All members of the board of directors and editorial board of PBS are appointed by the government while the head of news is known for her pro-Labour bias. The 8pm news bulletin on Television Malta in particular gave extensive coverage to Labour, at the expense of the PN.

Persons with a lower level of education as well as the elderly, who tend to rely mainly on the state broadcaster for their information, are those who have been mostly duped by PBS and it is precisely among these groups that Abela enjoys his highest trust rating.

However, the greatest disadvantage of the Nationalist Party has been its public image as a broken, weak and deeply divided party, compared to a more organised, united and financially stable Labour Party.

During its five weeks as a caretaker government, Labour exercised its power of incumbency to the maximum- Denis Tanti

This image has persisted in the course of the past legislature as the PN went through continuous internal strifes and factionalism that threatened its very existence.

Hardly had the party 2017 electoral defeat been announced than an onslaught was launched on party leader Simon Busuttil by a number of party insiders. Mario Galea, then a Nationalist MP, publicly accused his leader of adopting an authoritarian leadership style and turning the Nationalist parliamentary group into a rubber stamp.

The situation continued to deteriorate after Adrian Delia took over as party leader.

While Abela stood up for his disgraced predecessor despite his tainted past, Delia foolishly called upon Busuttil to suspend himself from the party’s parliamentary group. He also summoned the party’s administrative council that unanimously approved a motion calling upon the former party leader to step down.

Quite astoundingly, the council went to the extent of initiating internal disciplinary action against Busuttil with the scope of suspending him from the party.

Kristy Debono and Hermann Schiavone, then MPs, also declared their support for Delia’s decision regarding Busuttil’s suspension while Galea accused fellow Nationalist MPs of believing they have a divine right to lead the party.

Delia eventually changed his decision in the wake of a revolt by the party’s parliamentary group and fears of a party split and later even admitted that he had been wrong in asking Busuttil to step down.

While Labour projected itself as a united front, taking care not to wash its dirty linen in public, everyone was talking about the divisions within the PN as Delia clung tenaciously to his leadership and publicly declared that he would never trust some of his MPs.

It has been virtually impossible for the new PN leader, Bernard Grech, to heal the existing divisions within the party in the year and five months that he has been at its helm, particularly since his job was by no means made easy by a number of his MPs.

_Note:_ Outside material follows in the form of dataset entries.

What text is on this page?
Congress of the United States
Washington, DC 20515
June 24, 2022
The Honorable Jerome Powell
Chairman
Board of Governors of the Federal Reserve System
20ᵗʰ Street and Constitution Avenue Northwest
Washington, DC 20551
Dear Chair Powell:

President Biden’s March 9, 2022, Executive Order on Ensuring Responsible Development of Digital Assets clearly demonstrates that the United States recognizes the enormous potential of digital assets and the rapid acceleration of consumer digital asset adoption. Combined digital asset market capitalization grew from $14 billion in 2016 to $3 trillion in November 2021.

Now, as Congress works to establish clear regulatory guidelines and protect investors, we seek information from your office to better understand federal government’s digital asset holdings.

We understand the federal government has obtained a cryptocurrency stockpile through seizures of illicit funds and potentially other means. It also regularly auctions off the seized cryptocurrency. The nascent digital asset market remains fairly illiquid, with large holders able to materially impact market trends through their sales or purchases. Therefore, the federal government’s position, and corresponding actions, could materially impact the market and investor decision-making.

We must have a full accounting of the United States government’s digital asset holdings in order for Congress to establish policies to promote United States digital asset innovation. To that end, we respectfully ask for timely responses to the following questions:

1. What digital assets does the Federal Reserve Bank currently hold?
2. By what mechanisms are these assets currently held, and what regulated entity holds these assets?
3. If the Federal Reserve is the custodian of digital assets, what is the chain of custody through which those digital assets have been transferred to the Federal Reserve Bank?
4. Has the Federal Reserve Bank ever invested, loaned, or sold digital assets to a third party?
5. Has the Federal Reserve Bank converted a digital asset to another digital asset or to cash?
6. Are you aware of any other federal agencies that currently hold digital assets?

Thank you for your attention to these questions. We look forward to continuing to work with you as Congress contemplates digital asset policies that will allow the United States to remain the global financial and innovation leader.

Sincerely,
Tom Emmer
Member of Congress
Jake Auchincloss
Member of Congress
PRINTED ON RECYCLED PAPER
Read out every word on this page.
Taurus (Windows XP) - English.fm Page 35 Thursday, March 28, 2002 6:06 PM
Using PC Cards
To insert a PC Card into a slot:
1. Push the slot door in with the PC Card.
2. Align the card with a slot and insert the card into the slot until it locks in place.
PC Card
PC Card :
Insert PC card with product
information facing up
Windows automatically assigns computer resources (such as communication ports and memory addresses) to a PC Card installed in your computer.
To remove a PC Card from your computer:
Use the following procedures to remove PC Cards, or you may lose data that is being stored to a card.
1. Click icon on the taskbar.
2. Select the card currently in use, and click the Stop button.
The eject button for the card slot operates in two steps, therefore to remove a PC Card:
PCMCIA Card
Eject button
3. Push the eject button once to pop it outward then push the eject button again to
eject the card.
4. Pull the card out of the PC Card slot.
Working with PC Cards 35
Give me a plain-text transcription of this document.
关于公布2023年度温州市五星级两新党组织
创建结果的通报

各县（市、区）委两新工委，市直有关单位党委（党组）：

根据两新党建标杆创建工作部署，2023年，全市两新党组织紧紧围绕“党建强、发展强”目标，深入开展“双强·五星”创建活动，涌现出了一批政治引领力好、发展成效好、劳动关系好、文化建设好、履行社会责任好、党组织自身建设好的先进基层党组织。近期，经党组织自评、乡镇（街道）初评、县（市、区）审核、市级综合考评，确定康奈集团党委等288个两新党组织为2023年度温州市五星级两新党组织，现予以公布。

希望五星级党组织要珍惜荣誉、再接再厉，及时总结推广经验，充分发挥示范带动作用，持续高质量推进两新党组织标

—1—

After Galea withdrew his PN candidature on the very first day of the election campaign on the basis of his unsubstantiated claim that he was taunted about his mental health by persons close to the PN’s leadership, he took the liberty of addressing a Labour conference with the electoral slogan ‘Robert Abela 2022’.

The PN must put its house in order without delay if it wants to be an effective opposition and a true alternative government that can offer a real challenge to the present scandal-ridden Labour administration in the next election.